12. Sebuah Ciuman

986 96 11
                                    

Karena aku tau kalau teman dari Jake--yang sudah ku ketahui namanya adalah Mac--akan mengincarku dan mencari diriku keesokan harinya, tanpa berpikir panjang aku langsung bersembunyi di ruang baca khusus milik Anna begitu tiba di sekolah.

Aku berdiam cukup lama di sana, bahkan mengabaikan bunyi bel mata pelajaran pertama akibat rasa takut akan aku yang mungkin bertemu dengan Mac yang sudah pasti akan membalas perbuatanku padanya semalam.

Ya, aku tau, harusnya aku tidak masuk sekolah setelah yang aku alami semalam, yang mana membuatku hampir menguras isi perutku akibat rasa mual mengingat betapa menjijikkannya benda miliknya itu saat memaksa masuk ke dalam mulutku.

Dan karena kejadian itu, aku kembali melanjutkan membaca buku harian Milo untuk mengetahui kebenaran atas apa yang Mac ucapkan perihal Milo yang sudah cukup sering melakukannya demi menggali informasi Jake darinya.

Sialnya, yang Mac ucapkan itu benar. Milo benar-benar seperti seorang pelacur yang melayani nafsu bejatnya bahkan saat tidak ada informasi apapun yang bisa Mac berikan padanya.

Membuatku sedikit merasa geli pada sosok Milo, tanpa adanya iba karena bagaimanapun cara Milo yang ingin mengetahui informasi tentang Jake adalah salah.

"Oh, sial. Kau lagi, kau lagi." Ucap seseorang, yang membuatku mendongak dari yang tadinya menunduk menatap meja melamunkan segala sesuatu yang sudah ku alami selama berada di tubuh Milo ini.

"Hai, Devon. Kau terlambat kali ini. Sudah belasan menit saat bel mata pelajaran pertama berbunyi." Ujarku sambil tersenyum ramah mengetahui kalau Devon lah yang masuk ke dalam ruangan dengan kini dirinya yang berjalan mendekat.

"Lalu? Apa itu masalah bagimu?" Aku menggeleng.

"Tidak. Hanya saja, biasanya kau sudah berada di ruangan ini dan tertidur pulas saat aku memasukinya." Jelasku, sambik memperhatikan dirinya yang kini sudah duduk di kursi satunya dengan tubuh bagian atas yang ia letakan di atas meja.

"Biasanya? Cih, seakan kau sudah mengenalku saja." Balasnya, lalu membalikkan kepalanya sehingga yang tadinya aku bisa melihat wajahnya, kini digantikan dengan bagian belakang yang hanya menampilkan rambut miliknya.

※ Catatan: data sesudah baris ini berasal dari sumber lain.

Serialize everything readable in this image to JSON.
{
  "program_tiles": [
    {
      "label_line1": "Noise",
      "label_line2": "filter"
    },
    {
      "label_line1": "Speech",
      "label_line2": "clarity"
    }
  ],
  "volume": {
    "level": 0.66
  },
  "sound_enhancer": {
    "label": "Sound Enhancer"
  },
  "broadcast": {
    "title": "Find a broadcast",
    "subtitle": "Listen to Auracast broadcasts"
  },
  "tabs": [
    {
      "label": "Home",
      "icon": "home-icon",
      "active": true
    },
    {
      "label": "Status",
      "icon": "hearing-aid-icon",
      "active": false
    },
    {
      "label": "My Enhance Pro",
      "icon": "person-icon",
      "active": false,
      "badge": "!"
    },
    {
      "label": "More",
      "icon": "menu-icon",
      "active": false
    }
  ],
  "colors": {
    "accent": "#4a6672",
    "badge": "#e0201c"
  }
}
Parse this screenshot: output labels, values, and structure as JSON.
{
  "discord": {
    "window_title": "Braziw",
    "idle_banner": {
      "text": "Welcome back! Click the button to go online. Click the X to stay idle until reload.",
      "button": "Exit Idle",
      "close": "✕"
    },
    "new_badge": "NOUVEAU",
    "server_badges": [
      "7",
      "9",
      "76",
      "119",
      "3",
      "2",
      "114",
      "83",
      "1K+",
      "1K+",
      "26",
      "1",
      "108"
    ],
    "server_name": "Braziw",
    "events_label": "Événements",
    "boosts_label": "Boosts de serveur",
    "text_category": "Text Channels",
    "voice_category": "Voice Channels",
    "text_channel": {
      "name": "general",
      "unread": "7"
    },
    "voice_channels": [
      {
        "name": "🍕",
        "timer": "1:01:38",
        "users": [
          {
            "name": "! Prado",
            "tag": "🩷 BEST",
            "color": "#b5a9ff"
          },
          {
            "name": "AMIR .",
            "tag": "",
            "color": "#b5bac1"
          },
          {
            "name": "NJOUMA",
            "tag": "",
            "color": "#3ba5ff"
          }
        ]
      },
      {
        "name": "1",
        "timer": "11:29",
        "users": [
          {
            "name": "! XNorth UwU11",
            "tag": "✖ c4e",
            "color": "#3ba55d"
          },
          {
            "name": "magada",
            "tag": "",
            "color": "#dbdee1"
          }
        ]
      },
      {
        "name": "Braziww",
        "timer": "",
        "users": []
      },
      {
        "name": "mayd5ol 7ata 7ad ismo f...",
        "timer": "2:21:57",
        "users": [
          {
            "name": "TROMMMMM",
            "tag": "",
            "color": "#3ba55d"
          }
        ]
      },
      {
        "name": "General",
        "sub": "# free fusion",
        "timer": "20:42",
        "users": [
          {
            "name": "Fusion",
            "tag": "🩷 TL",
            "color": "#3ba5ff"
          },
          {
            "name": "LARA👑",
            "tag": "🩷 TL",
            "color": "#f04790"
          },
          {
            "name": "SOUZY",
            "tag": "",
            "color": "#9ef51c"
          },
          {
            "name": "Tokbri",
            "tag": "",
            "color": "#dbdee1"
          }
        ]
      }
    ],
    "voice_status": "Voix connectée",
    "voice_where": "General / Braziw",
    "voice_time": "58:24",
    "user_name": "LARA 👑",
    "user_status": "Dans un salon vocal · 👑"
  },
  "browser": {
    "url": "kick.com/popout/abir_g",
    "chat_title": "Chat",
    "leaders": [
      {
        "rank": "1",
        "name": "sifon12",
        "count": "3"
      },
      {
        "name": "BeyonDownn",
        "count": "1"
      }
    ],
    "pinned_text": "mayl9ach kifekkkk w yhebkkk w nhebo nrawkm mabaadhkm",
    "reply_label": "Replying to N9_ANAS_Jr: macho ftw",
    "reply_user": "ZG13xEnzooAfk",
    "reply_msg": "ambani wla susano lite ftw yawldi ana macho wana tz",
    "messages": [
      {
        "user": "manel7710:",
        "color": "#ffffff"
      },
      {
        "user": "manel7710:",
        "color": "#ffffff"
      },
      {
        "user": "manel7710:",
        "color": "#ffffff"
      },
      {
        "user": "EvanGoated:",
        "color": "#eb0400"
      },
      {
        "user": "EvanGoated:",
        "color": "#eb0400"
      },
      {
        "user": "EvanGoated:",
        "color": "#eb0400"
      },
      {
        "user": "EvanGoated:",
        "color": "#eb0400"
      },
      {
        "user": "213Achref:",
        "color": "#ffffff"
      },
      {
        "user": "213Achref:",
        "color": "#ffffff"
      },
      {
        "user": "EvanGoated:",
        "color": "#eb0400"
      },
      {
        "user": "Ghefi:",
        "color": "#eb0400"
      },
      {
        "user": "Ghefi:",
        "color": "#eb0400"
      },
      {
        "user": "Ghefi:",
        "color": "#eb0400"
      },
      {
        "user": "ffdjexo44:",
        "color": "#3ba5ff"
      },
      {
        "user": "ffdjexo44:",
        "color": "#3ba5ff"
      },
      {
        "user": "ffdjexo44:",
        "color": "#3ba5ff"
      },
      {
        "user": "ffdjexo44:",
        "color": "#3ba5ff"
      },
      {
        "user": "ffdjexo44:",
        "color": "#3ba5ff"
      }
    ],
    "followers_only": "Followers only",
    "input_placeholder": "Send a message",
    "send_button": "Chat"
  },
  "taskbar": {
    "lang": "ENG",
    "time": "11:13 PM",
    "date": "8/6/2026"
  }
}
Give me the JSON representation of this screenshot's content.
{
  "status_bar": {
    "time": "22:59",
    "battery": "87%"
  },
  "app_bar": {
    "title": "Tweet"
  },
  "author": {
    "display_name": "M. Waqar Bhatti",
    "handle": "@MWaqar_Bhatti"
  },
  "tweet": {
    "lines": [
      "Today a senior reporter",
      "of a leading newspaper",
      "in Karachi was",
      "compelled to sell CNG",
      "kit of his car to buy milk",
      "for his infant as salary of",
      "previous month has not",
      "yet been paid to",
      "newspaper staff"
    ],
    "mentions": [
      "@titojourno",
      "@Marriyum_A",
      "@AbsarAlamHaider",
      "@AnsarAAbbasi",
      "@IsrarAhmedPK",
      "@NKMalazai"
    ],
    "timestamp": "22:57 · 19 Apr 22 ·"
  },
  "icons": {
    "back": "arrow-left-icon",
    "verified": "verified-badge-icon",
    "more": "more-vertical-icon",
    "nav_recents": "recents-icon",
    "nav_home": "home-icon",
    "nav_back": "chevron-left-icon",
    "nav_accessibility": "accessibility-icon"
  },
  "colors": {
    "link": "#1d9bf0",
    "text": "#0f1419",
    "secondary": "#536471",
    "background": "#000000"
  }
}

Aku pun melakukan hal yang sama, namun tetap mengarah pada sosoknya agar bisa memperhatikannya sambil dengan aku yang berkata.

"Kau tau. Semalam aku mengalami hal yang benar-benar tidak pernah aku duga. Dan sekarang aku sedang bersembunyi akibat kejadian itu yang mungkin akan membalas perbuatanku padanya," ucapku yang entah mengapa malah mulai bercerita padanya.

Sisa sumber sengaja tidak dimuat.